It’s Wednesday afternoon and you get an email from a service that receives lawsuits on your behalf.

“Congratulations! You are the recipient of a new lawsuit!”

No, it doesn’t really say that.

Rather, it’ll basically attach a copy of the lawsuit and remind you that the clock is ticking for a response.

It might as well add: “Good luck”.

But alas, all is not lost if an employment law lawsuit (like a discrimination claim or restrictive covenant lawsuit) is filed against you.

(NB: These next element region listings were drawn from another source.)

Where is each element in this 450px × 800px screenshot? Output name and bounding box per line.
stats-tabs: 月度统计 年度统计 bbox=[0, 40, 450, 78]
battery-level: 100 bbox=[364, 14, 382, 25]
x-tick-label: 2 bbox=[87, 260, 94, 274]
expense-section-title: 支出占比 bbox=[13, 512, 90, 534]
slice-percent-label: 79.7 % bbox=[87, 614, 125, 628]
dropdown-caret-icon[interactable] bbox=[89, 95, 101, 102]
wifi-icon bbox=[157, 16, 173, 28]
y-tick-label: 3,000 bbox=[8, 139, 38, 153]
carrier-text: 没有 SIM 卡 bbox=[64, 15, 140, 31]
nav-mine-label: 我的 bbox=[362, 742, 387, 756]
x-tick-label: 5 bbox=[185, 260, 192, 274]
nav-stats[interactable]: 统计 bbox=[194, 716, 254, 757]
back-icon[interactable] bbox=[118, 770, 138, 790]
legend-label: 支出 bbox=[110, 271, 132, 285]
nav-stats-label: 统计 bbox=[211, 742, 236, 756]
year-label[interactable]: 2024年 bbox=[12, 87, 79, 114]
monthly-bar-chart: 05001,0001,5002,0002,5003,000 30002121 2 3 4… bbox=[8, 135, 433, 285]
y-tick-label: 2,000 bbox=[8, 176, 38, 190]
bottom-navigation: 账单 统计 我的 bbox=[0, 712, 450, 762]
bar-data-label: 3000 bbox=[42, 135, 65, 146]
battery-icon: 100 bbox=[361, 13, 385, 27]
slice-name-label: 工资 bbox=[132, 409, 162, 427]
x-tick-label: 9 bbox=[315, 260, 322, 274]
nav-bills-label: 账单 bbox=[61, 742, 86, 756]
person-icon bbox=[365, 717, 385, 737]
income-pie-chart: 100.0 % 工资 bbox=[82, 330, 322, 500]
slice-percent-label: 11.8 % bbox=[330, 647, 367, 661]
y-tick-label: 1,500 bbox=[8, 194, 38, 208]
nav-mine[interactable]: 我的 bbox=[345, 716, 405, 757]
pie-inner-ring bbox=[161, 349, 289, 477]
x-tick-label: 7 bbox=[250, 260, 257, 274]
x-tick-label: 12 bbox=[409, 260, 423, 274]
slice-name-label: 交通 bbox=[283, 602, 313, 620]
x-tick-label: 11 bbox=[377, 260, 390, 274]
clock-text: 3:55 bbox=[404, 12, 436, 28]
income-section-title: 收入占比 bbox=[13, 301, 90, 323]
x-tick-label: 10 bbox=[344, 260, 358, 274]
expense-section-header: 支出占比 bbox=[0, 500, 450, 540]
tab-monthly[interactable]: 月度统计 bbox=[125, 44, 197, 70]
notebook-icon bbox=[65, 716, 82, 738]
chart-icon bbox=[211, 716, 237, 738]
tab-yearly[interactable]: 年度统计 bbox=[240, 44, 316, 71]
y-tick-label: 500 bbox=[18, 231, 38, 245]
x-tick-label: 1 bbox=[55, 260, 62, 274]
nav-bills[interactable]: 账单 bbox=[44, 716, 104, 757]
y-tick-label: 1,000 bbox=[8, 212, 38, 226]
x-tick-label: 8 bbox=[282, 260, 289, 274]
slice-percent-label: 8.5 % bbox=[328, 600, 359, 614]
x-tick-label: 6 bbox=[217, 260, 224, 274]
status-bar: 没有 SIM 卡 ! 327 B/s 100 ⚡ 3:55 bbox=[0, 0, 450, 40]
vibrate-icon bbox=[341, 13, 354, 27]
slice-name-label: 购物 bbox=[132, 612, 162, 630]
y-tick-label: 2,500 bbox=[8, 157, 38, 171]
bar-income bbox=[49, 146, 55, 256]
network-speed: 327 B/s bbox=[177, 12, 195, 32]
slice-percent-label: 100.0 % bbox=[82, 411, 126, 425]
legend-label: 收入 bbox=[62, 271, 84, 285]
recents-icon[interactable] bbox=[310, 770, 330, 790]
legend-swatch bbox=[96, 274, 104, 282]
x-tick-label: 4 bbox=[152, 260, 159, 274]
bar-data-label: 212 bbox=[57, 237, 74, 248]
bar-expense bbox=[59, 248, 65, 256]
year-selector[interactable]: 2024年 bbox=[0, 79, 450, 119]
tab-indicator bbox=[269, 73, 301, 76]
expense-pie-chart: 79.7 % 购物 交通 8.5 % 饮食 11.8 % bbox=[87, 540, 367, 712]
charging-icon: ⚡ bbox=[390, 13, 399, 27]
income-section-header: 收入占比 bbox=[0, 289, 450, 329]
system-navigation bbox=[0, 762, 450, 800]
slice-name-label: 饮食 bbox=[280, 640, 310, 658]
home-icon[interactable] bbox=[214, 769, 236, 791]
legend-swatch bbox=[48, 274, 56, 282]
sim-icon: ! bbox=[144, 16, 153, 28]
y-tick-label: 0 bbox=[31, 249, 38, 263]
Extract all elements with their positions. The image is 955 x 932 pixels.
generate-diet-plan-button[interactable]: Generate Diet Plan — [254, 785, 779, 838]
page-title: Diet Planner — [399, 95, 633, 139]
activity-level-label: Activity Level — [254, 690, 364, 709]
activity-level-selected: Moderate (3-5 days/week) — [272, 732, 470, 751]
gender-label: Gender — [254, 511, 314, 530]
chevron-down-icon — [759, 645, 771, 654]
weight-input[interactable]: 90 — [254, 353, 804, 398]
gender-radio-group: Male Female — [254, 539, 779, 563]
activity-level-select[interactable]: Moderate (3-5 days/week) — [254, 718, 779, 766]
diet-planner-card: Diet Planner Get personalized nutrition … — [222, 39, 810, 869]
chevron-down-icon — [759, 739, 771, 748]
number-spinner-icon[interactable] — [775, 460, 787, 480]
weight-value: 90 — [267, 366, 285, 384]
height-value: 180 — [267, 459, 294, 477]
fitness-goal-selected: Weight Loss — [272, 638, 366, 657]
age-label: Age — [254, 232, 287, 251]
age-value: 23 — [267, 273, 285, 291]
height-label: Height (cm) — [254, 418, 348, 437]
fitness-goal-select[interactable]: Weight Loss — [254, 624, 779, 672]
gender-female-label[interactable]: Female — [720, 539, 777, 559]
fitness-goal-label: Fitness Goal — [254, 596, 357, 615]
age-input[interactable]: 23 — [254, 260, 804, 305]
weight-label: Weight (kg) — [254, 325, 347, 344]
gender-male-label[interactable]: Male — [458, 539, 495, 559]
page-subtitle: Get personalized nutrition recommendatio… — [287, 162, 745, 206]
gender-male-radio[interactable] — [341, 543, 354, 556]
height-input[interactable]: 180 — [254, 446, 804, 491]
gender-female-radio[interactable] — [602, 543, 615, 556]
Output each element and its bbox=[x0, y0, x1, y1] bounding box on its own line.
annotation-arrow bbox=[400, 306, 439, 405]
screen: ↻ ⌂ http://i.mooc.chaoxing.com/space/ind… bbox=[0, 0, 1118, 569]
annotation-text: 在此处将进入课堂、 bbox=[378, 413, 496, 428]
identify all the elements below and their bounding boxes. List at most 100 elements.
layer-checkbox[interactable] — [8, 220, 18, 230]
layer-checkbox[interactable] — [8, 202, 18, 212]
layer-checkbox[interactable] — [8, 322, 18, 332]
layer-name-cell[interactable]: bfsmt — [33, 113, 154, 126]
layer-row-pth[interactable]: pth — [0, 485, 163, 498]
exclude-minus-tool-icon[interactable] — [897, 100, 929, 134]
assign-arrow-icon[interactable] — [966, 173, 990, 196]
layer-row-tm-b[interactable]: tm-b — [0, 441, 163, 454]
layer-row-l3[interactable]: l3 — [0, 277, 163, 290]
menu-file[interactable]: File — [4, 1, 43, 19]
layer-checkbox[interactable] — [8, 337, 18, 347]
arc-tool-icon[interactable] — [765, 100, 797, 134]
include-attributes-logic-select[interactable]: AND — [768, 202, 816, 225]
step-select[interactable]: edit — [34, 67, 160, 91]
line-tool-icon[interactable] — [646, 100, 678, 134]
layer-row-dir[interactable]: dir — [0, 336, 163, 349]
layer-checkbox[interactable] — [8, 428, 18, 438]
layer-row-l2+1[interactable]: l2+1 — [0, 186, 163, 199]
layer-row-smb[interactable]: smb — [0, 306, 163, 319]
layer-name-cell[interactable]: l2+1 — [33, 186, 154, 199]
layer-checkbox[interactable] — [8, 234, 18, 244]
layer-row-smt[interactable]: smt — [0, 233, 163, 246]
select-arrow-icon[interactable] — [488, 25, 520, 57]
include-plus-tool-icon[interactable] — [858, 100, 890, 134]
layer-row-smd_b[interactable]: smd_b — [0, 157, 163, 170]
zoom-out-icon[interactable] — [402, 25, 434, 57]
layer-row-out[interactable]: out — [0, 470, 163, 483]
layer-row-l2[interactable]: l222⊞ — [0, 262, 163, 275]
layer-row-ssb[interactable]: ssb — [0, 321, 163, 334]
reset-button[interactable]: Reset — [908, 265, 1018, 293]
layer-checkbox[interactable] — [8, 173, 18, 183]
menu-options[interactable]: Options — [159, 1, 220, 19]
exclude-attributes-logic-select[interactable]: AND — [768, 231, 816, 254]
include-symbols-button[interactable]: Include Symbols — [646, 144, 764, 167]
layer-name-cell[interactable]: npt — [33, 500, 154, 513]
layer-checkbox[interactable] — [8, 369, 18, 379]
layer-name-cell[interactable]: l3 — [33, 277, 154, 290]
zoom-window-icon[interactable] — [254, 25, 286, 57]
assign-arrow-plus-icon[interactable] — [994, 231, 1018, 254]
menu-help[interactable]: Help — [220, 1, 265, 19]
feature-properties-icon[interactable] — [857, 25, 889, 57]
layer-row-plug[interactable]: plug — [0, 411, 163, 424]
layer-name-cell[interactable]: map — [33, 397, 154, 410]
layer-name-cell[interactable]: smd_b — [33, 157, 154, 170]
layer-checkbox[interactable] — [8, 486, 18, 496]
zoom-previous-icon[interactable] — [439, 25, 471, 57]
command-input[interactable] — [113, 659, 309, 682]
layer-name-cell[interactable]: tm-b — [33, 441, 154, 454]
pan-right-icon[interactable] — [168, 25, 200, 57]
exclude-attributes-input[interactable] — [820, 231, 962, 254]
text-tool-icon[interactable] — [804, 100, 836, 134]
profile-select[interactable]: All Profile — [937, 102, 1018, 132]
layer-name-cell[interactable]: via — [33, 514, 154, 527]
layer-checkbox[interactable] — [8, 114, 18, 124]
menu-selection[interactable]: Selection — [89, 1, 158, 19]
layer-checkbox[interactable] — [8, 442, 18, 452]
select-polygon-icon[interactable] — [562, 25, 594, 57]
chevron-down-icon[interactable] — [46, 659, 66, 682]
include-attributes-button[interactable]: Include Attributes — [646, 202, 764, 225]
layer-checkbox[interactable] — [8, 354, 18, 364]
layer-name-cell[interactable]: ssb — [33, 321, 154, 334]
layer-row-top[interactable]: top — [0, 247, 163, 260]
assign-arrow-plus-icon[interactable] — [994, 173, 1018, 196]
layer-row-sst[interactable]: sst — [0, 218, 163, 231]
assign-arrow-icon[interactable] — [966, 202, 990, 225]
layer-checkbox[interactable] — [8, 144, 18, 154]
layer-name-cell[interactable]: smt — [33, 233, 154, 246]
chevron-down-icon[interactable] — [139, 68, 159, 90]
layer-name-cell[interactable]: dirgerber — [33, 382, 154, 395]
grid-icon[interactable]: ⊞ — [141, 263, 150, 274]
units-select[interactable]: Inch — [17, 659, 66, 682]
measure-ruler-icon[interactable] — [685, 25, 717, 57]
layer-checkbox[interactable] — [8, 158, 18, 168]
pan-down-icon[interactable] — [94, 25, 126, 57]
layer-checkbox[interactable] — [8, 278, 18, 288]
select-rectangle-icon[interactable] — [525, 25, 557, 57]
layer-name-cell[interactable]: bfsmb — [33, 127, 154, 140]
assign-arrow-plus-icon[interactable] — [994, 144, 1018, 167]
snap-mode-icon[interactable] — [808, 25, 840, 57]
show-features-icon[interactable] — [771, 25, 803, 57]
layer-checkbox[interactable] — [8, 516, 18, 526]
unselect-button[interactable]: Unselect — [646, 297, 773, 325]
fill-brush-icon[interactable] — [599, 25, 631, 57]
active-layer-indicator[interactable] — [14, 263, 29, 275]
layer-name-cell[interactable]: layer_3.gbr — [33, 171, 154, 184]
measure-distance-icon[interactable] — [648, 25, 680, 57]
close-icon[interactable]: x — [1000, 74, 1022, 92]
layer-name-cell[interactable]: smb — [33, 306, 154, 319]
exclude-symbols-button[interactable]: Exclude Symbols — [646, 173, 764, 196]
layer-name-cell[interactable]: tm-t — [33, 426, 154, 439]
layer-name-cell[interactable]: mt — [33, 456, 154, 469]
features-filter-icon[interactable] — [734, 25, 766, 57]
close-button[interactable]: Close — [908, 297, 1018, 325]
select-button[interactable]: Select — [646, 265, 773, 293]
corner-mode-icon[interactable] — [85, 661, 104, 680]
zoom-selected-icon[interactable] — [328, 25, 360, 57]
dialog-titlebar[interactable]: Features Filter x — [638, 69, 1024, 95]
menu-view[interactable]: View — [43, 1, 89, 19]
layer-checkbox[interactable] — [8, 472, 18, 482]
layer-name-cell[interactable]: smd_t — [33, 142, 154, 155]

There are several concrete steps that you can and should consider.  Hopefully, most of this list will seem obvious to you but I’ve learned over the years never to make assumptions. Some companies think that ignoring a lawsuit is the best strategy.

Trust me — it’s not.

So, in no particular order, here are a few concrete steps that you can take:

  1. Talk to your in-house counsel. This is an obvious one if your company has an internal counsel. But many companies still do not.  If you are that in-house counsel, then you can check this box off fairly easily. But it leads to an obvious next step.
  2. Consider talking to your outside counsel.  This, of course, is also easier said than done if you have a counsel who has expertise in this area.  Suppose, however, that you do not have a person that your regularly call on — what then? Well, there are a few paths to follow. You can ask around for someone; that has its positives and negatives (too many to go into).  You can research some on sites like Chambers (also with pros and cons). Or you can wait for one to be appointed to you if you have insurance on such claims. Whatever path you choose, don’t wait on this because time is not on your side.
  3. Determine if you may have insurance on such claims and if you do, notify your insurer ASAP.  Some employers have Employment Practices Liability Insurance (EPLI) which gives them some protection from discrimination claims (subject to a variety of exclusions).  EPLI policies vary greatly; you might have a high deductible for example, or you may get a voice in your selection of counsel.  But regardless, you’ll want to know what your options are as soon as possible and many of the policies are “claims made” policies which means that they only will cover the claims that are reported to them from the time of reporting.
  4. Start preserving documents.  Court rules require parties to preserve certain relevant documents upon being put on notice of potential claims made against a party.  While a discussion with a lawyer will help to better define your particular obligations, at a minimum have a quick call with your IT department to make sure that any automatic deletion programs are suspended so documents don’t get automatically trashed.
  5. Minimize communications via e-mail, chat and text messages.  Unless you’re an attorney or communicating WITH an attorney, your communications with others may not be privileged. As a result, if you are the CFO of a company and you text the CEO with a message such as “I was worried we would get a lawsuit like this; not sure the supervisor followed our procedures”, that message can come back to haunt you with a vengeance. Resist the urge to communicate immediately or if you do, keep it to phone or video conversations.

This also applies to complaints filed with an administrative agency. Those will need to be responded to.

Lawsuits don’t need to be scary. But they also shouldn’t be ignored either.  Take action immediately to ensure that your company’s interests are protected.  You may only have a few weeks to respond.